John Naylor <john.nay...@2ndquadrant.com> writes: > v2 had an Assert that was only correct while experimenting with > eliding right shift. Fixed in v3.
I think there must have been something wrong with your test that said that eliminating the right shift from the non-CLZ code made it slower. It should be an unconditional win, just as it is for the CLZ code path. (Maybe some odd cache-line-boundary effect?) Also, I think it's just weird to account for ALLOC_MINBITS one way in the CLZ path and the other way in the other path. I decided that it might be a good idea to do performance testing in-place rather than in a standalone test program. I whipped up the attached that just does a bunch of palloc/pfree cycles. I got the following results on a non-cassert build (medians of a number of tests; the times are repeatable to ~ 0.1% for me): HEAD: 2429.431 ms v3 CLZ: 2131.735 ms v3 non-CLZ: 2477.835 ms remove shift: 2266.755 ms I didn't bother to try this on non-x86_64 architectures, as previous testing convinces me the outcome should be about the same.
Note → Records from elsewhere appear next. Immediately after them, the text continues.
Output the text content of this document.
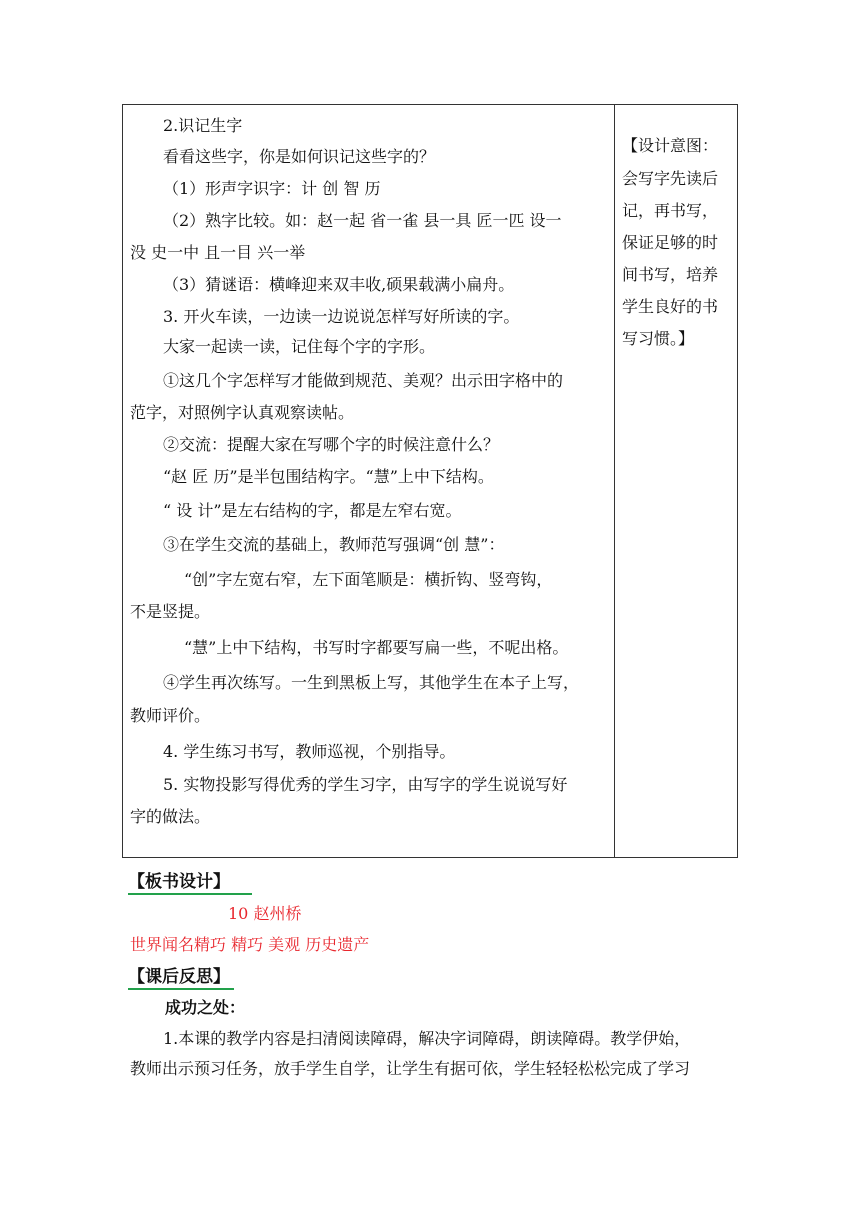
2.识记生字
看看这些字，你是如何识记这些字的？
（1）形声字识字：计 创 智 历
（2）熟字比较。如：赵一起 省一雀 县一具 匠一匹 设一
没 史一中 且一目 兴一举
（3）猜谜语：横峰迎来双丰收,硕果载满小扁舟。
3. 开火车读，一边读一边说说怎样写好所读的字。
大家一起读一读，记住每个字的字形。
①这几个字怎样写才能做到规范、美观？出示田字格中的
范字，对照例字认真观察读帖。
②交流：提醒大家在写哪个字的时候注意什么？
“赵 匠 历”是半包围结构字。“慧”上中下结构。
“ 设 计”是左右结构的字，都是左窄右宽。
③在学生交流的基础上，教师范写强调“创 慧”：
“创”字左宽右窄，左下面笔顺是：横折钩、竖弯钩，
不是竖提。
“慧”上中下结构，书写时字都要写扁一些，不呢出格。
④学生再次练写。一生到黑板上写，其他学生在本子上写，
教师评价。
4. 学生练习书写，教师巡视，个别指导。
5. 实物投影写得优秀的学生习字，由写字的学生说说写好
字的做法。
【设计意图：
会写字先读后
记，再书写，
保证足够的时
间书写，培养
学生良好的书
写习惯。】
【板书设计】
10 赵州桥
世界闻名精巧 精巧 美观 历史遗产
【课后反思】
成功之处：
1.本课的教学内容是扫清阅读障碍，解决字词障碍，朗读障碍。教学伊始，
教师出示预习任务，放手学生自学，让学生有据可依，学生轻轻松松完成了学习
Hence, pushed that way, with a bit of additional cosmetic foolery: the static assertion made more sense to me in relation to the documented assumption that size <= ALLOC_CHUNK_LIMIT, and I thought the comment could use some work. regards, tom lane
/* create function drive_palloc(count int) returns void strict volatile language c as '.../drive_palloc.so'; \timing select drive_palloc(10000000); */ #include "postgres.h" #include "fmgr.h" #include "miscadmin.h" #include "tcop/tcopprot.h" #include "utils/builtins.h" #include "utils/memutils.h" PG_MODULE_MAGIC; /* * drive_palloc(count int) returns void */ PG_FUNCTION_INFO_V1(drive_palloc); Datum drive_palloc(PG_FUNCTION_ARGS) { int32 count = PG_GETARG_INT32(0); while (count-- > 0) { for (size_t sz = 1; sz <= 8192; sz <<= 1) { void *p = palloc(sz); pfree(p); } CHECK_FOR_INTERRUPTS(); } PG_RETURN_VOID(); }